Résumé de l'éditeur : Il y a des histoires qui sont des déclarations de guerre. Voilà pourquoi, moi, Jeanne, je me suis tue. J'ai préféré attendre que le temps passe. J'étais petite, à l'époque, dix ans et quelques mois. Mais l'heure est venue de parler. L'ignoble Nécrole a encore frappé. L'objet de sa bataille ? Les mots. Il y en a trop, beaucoup trop. Pour faire taire tous les incurables bavards, tous les poètes, tous les chanteurs, tous les raconteurs d'histoires, tous les amoureux qui disent et redisent leur flamme, tous les humiliés qui protestent, tous les journalistes qui révèlent et, trouve-t-il, polluent de leurs nuisances sonores jusqu'à la nuit, Son Excellence le très distingué Président à vie a édité une liste, pompeusement intitulée « Circulaire VIII.2012.3917 », celle des trente mots désormais autorisés. Pour Mlle Laurencin et les élèves de CM2 de l'école Simon-Bolivar, c'est décidé, la guerre est déclarée. Parmi les escales de cette croisade sur terre et sur mer bientôt suivie par l'île tout entière, on apprendra comment le Palais de justice fait les choux gras de deux brasseries aux drôles de spécialités et ce que le Pays de Tendre dit de l'amour, on découvrira qu'une salle de classe et un centre de stratégie militaire ne sont pas si éloignés et qu'une ancienne mine d'or peut renfermer bien plus précieux que le plus précieux des métaux. Amis ou ennemis de Jeanne, en campagne ou non contre l'ignorance, on croisera le chemin d'une petite foule d'êtres et de créatures, parmi lesquels un élégant, trois jeunes à capuches, des pompiers, un Capitan accablé et très prolixe en anecdotes, un brochet plus vrai que nature, deux vieilles soeurs aussi virulentes qu'érudites, un certain M. Henri et, toujours, la furie de Nécrole.Plus de dix ans après sa première déclaration d'amour à la grammaire, Erik Orsenna ne pouvait conclure qu'en explorant la fabrique des mots. Qui les crée ? D'où viennent-ils ? Comment combinent-ils leurs origines ? A-t-on le droit d'en inventer de nouveaux ? Si l'anglais domine toutes les autres langues, nos mots à nous seront-ils réduits à l'esclavage ? À toutes ces questions, Jeanne répond, une fois de plus, et raconte ses aventures au sein de cette mystérieuse fabrique.

 

Mon avis : Un gros coup de coeur pour ce petit roman qui joue sur et avec les mots. Je ne vais pas en rajouter par rapport au résumé car tout est dit. Alors que dire de plus ? C'est un moment de pur bonheur, une fable sur l'importance des mots et de leur origine pour pouvoir les utiliser (à bon escient ou juste pour les entendre sonner). Les mots ont une vie, une utilité. Il ne faut donc pas les écorcher, leur beauté en pâtirait.

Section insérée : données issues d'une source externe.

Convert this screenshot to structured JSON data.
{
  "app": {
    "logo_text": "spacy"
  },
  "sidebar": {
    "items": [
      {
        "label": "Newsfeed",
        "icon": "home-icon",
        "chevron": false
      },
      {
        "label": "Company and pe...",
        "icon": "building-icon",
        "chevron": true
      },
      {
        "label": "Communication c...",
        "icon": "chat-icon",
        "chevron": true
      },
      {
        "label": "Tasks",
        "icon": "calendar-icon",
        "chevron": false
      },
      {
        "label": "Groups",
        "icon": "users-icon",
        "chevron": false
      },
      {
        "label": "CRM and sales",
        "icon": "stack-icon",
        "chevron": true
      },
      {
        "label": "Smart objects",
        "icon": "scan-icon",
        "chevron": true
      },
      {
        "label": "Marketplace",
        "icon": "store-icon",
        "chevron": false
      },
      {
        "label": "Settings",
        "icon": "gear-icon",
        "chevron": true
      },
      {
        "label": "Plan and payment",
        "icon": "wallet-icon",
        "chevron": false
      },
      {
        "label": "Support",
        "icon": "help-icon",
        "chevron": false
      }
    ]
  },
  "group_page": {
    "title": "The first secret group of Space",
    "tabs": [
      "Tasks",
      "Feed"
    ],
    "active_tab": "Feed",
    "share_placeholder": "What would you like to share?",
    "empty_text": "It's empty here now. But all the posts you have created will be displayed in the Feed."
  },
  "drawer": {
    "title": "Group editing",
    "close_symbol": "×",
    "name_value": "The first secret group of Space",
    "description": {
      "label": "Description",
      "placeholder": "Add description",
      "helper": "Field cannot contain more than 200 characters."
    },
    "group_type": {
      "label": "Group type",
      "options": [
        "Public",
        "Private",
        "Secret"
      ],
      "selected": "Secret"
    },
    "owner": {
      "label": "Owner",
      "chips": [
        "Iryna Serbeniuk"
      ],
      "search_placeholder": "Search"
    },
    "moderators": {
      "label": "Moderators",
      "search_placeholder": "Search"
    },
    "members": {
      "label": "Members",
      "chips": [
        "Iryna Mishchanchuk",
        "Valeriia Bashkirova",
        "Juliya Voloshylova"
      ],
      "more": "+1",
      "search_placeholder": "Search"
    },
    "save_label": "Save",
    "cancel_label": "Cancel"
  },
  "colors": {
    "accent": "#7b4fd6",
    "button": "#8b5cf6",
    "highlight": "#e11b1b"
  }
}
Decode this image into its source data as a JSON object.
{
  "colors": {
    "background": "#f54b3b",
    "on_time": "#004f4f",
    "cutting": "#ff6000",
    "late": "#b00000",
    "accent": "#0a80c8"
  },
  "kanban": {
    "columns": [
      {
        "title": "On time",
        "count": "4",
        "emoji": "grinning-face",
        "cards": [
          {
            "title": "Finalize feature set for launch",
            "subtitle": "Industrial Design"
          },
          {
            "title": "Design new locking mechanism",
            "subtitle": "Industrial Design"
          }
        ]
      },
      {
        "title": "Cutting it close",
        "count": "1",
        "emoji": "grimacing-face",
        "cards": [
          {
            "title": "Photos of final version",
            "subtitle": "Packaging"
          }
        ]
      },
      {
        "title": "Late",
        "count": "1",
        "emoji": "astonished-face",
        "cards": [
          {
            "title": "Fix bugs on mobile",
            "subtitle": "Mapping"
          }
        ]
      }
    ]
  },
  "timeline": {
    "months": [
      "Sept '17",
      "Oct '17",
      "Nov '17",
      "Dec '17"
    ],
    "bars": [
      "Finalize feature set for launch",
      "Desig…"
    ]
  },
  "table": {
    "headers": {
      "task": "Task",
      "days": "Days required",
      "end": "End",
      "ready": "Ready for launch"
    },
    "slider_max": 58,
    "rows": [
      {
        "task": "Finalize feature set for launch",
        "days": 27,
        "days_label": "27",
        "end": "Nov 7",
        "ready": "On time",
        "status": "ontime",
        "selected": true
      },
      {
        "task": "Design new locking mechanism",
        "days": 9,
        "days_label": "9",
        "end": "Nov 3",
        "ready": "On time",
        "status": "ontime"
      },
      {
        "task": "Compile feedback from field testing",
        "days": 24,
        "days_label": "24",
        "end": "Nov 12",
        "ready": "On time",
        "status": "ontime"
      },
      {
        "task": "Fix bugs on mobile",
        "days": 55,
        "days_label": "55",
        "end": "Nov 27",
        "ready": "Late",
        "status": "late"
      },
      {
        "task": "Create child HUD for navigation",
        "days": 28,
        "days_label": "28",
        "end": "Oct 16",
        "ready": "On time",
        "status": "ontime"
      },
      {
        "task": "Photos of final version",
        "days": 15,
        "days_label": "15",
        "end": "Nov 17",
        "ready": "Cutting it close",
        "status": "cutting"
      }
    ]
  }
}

Chacun trouvera dans cette fable, l'interprétation qu'il voudra. Plusieurs degré de lecture peuvent être fait. Pour ma part, j'y ai vu une langue changeante de part la création ou la disparition de mots, la diversité d'une langue par ses origines diverses, la créativité d'une langue. La langue est un art qui se travaille et se construit tous les jours. Tout en me faisant plaisir, j'ai en plus appris des choses. Ce qui n'est pas négligeable.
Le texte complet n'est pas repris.